One of the main issues in pulsed plasma thruster is the Late Time Ablation (LTA). Indeed, only around 40% ~ 60% of the consumed propellant contributes to be accelerated as a plasma. This work, carried out from 2019 to 2021 in ZAP LAB, NCKU, is based on optimising a Dual Stage Pulsed Plasma Thruster (DSPPT), DSPPT being one way to overcome this LTA phenomenon. This optimisation, performed using the Taguchi method, consists of finding out which parameter has the most significant impact on the thruster performance and how to improve it.

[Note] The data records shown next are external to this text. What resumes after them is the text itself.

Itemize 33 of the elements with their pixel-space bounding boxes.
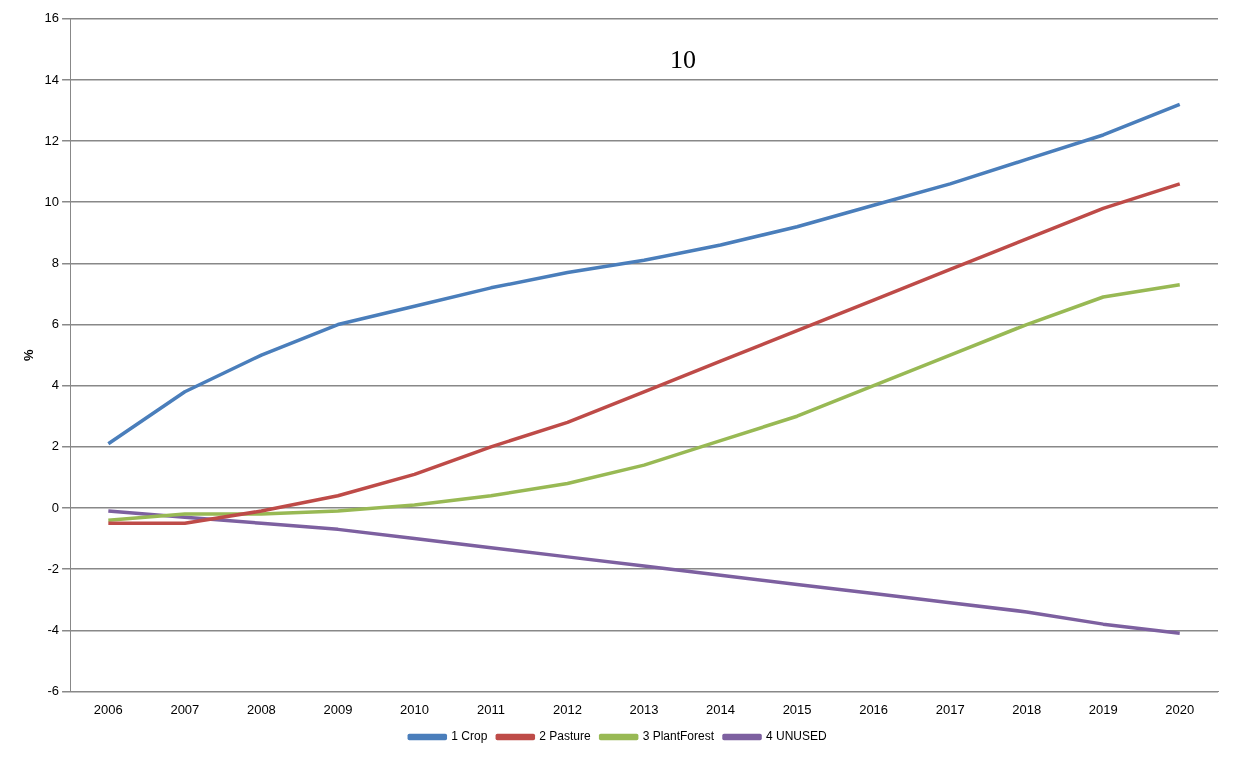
annotation: 10: [670, 44, 696, 74]
legend-label: 3 PlantForest: [642, 729, 715, 744]
y-tick-label: 12: [44, 132, 60, 148]
y-tick-label: 2: [51, 438, 60, 454]
x-tick-label: 2015: [782, 701, 812, 717]
y-tick-label: 4: [51, 377, 60, 393]
y-tick-label: 14: [44, 71, 60, 87]
y-tick-label: 6: [51, 316, 60, 332]
x-tick-label: 2016: [859, 701, 889, 717]
x-tick-label: 2013: [629, 701, 659, 717]
legend-label: 2 Pasture: [539, 729, 591, 744]
x-tick-label: 2008: [246, 701, 276, 717]
y-tick-label: 8: [51, 254, 60, 270]
x-tick-label: 2019: [1088, 701, 1118, 717]
y-tick-label: -4: [47, 621, 60, 637]
x-tick-label: 2012: [553, 701, 582, 717]
x-tick-label: 2006: [93, 701, 123, 717]
x-tick-label: 2017: [935, 701, 965, 717]
y-tick-label: 16: [44, 10, 60, 26]
y-axis-title: %: [21, 348, 37, 361]
legend-label: 4 UNUSED: [766, 729, 828, 744]
y-tick-label: -6: [47, 682, 60, 698]
y-tick-label: 10: [44, 193, 60, 209]
y-tick-label: -2: [47, 560, 60, 576]
x-tick-label: 2014: [706, 701, 736, 717]
x-tick-label: 2009: [323, 701, 353, 717]
x-tick-label: 2018: [1012, 701, 1042, 717]
x-tick-label: 2020: [1165, 701, 1195, 717]
y-tick-label: 0: [51, 499, 60, 515]
x-tick-label: 2010: [399, 701, 429, 717]
x-tick-label: 2007: [170, 701, 200, 717]
legend-label: 1 Crop: [451, 729, 488, 744]
x-tick-label: 2011: [476, 701, 505, 717]
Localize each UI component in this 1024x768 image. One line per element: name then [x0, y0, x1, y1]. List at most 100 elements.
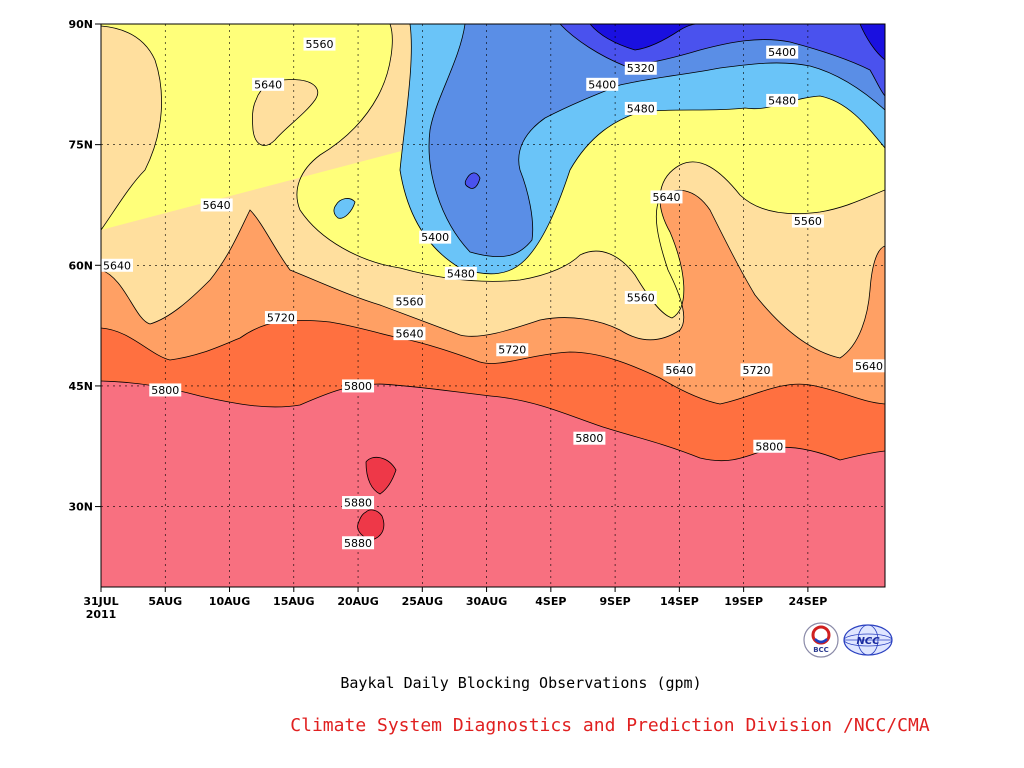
- contour-label: 5720: [264, 311, 297, 325]
- ncc-logo-text: NCC: [856, 636, 880, 647]
- contour-label-bg: [101, 258, 133, 272]
- contour-label-bg: [573, 431, 606, 445]
- contour-label-bg: [586, 77, 619, 91]
- contour-label-bg: [753, 439, 786, 453]
- contour-label: 5800: [342, 379, 375, 393]
- contour-label: 5480: [624, 101, 657, 115]
- x-tick-label: 24SEP: [788, 595, 827, 608]
- x-tick-label: 19SEP: [724, 595, 763, 608]
- contour-label-bg: [200, 198, 233, 212]
- contour-line-5560: [101, 24, 885, 319]
- contour-label-text: 5480: [768, 94, 796, 107]
- contour-label: 5800: [573, 431, 606, 445]
- band-5320-5400-island: [465, 172, 480, 189]
- contour-line-island-5880-north: [365, 456, 397, 495]
- contour-label-bg: [342, 536, 375, 550]
- contour-label: 5640: [650, 190, 683, 204]
- contour-label-bg: [663, 363, 696, 377]
- chart-title: Baykal Daily Blocking Observations (gpm): [340, 674, 701, 692]
- contour-label: 5640: [252, 77, 285, 91]
- contour-line-island-5640: [252, 79, 319, 146]
- x-tick-label: 20AUG: [337, 595, 378, 608]
- band-above-5880-south: [357, 509, 384, 540]
- contour-label-text: 5880: [344, 537, 372, 550]
- contour-label: 5640: [663, 363, 696, 377]
- contour-label: 5560: [791, 214, 824, 228]
- contour-lines: [101, 24, 885, 541]
- x-tick-label: 31JUL: [83, 595, 118, 608]
- contour-label-bg: [624, 61, 657, 75]
- contour-label-text: 5640: [395, 328, 423, 341]
- contour-label-bg: [496, 343, 529, 357]
- contour-label-text: 5560: [395, 295, 423, 308]
- contour-label-bg: [650, 190, 683, 204]
- contour-label-text: 5560: [305, 38, 333, 51]
- contour-label: 5320: [624, 61, 657, 75]
- contour-label-text: 5800: [575, 432, 603, 445]
- contour-line-5800: [101, 380, 885, 462]
- contour-label: 5640: [393, 327, 426, 341]
- contour-line-5640: [101, 190, 885, 359]
- contour-label: 5400: [586, 77, 619, 91]
- contour-label-text: 5400: [421, 231, 449, 244]
- plot-frame: [100, 23, 886, 588]
- contour-label-text: 5640: [653, 191, 681, 204]
- contour-label-text: 5880: [344, 497, 372, 510]
- contour-label-bg: [624, 290, 657, 304]
- contour-label: 5480: [444, 266, 477, 280]
- contour-label: 5720: [740, 363, 773, 377]
- x-tick-label: 9SEP: [600, 595, 631, 608]
- contour-label-bg: [853, 359, 885, 373]
- contour-label-bg: [342, 496, 375, 510]
- contour-label-bg: [624, 101, 657, 115]
- contour-fills: [101, 24, 885, 587]
- contour-label: 5400: [419, 230, 452, 244]
- contour-label-text: 5480: [627, 102, 655, 115]
- contour-label-bg: [342, 379, 375, 393]
- contour-label-text: 5720: [742, 364, 770, 377]
- contour-label-bg: [252, 77, 285, 91]
- contour-label-text: 5640: [203, 199, 231, 212]
- x-tick-label: 10AUG: [209, 595, 250, 608]
- contour-label: 5560: [393, 294, 426, 308]
- x-tick-label: 15AUG: [273, 595, 314, 608]
- contour-label: 5560: [624, 290, 657, 304]
- contour-label-text: 5800: [151, 384, 179, 397]
- band-below-5320: [590, 24, 885, 60]
- contour-label-text: 5480: [447, 267, 475, 280]
- contour-label: 5800: [149, 383, 182, 397]
- contour-label: 5720: [496, 343, 529, 357]
- contour-label-bg: [393, 327, 426, 341]
- contour-label: 5880: [342, 536, 375, 550]
- contour-label-text: 5720: [498, 344, 526, 357]
- contour-label-bg: [419, 230, 452, 244]
- contour-label-bg: [444, 266, 477, 280]
- contour-label-text: 5640: [665, 364, 693, 377]
- contour-label-bg: [766, 45, 799, 59]
- contour-label-text: 5800: [344, 380, 372, 393]
- contour-label: 5640: [853, 359, 885, 373]
- contour-line-5320: [559, 24, 885, 97]
- x-tick-label: 14SEP: [660, 595, 699, 608]
- contour-label-text: 5400: [768, 46, 796, 59]
- contour-labels: 5560 5640 5640 5640 5720 5800 5800 5880 5880 5400…: [101, 37, 885, 550]
- x-tick-label: 25AUG: [402, 595, 443, 608]
- contour-line-5400: [428, 24, 885, 258]
- x-tick-label: 30AUG: [466, 595, 507, 608]
- contour-label-text: 5640: [855, 360, 883, 373]
- y-tick-label: 90N: [68, 18, 93, 31]
- contour-line-below-5320: [589, 24, 885, 61]
- axes: 31JUL 5AUG 10AUG 15AUG 20AUG 25AUG 30AUG 4SEP 9S…: [68, 18, 827, 621]
- band-5560-5640-island: [252, 79, 318, 146]
- contour-label-bg: [149, 383, 182, 397]
- x-tick-label: 5AUG: [148, 595, 182, 608]
- contour-line-island-5480: [333, 198, 356, 219]
- grid-lines: [101, 24, 885, 587]
- bcc-logo: BCC: [803, 622, 839, 658]
- contour-label-bg: [766, 93, 799, 107]
- contour-label-text: 5640: [103, 259, 131, 272]
- y-tick-label: 45N: [68, 380, 93, 393]
- contour-label: 5640: [101, 258, 133, 272]
- contour-label-bg: [740, 363, 773, 377]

Five parameters were investigated under high vacuum condition (10^(-5) Torr): the voltage supplied on the first stage, the voltage supplied on the second stage, the distance between the sets of electrodes, the length of the electrodes, and the frequency of the pulse. Discharge current measurement and triple Langmuir probe are used to estimate the thruster impulse bit, plasma density and plasma velocity. From the sixteen experiments carried out, the maximum value in impulse bit, plasma density, and plasma velocity achieved were respectively: 1.36 μN∙s, 5.88×10^22 m^(-3) and 18 506 m∙s^(-1). It found that the first stage voltage was the parameter impacting the most the impulse bit and plasma density, while the plasma velocity mainly depends on the length of the electrodes. Additionally, the Taguchi method conduct us to obtain the optimal parameter values of the aforesaid experimental parameters.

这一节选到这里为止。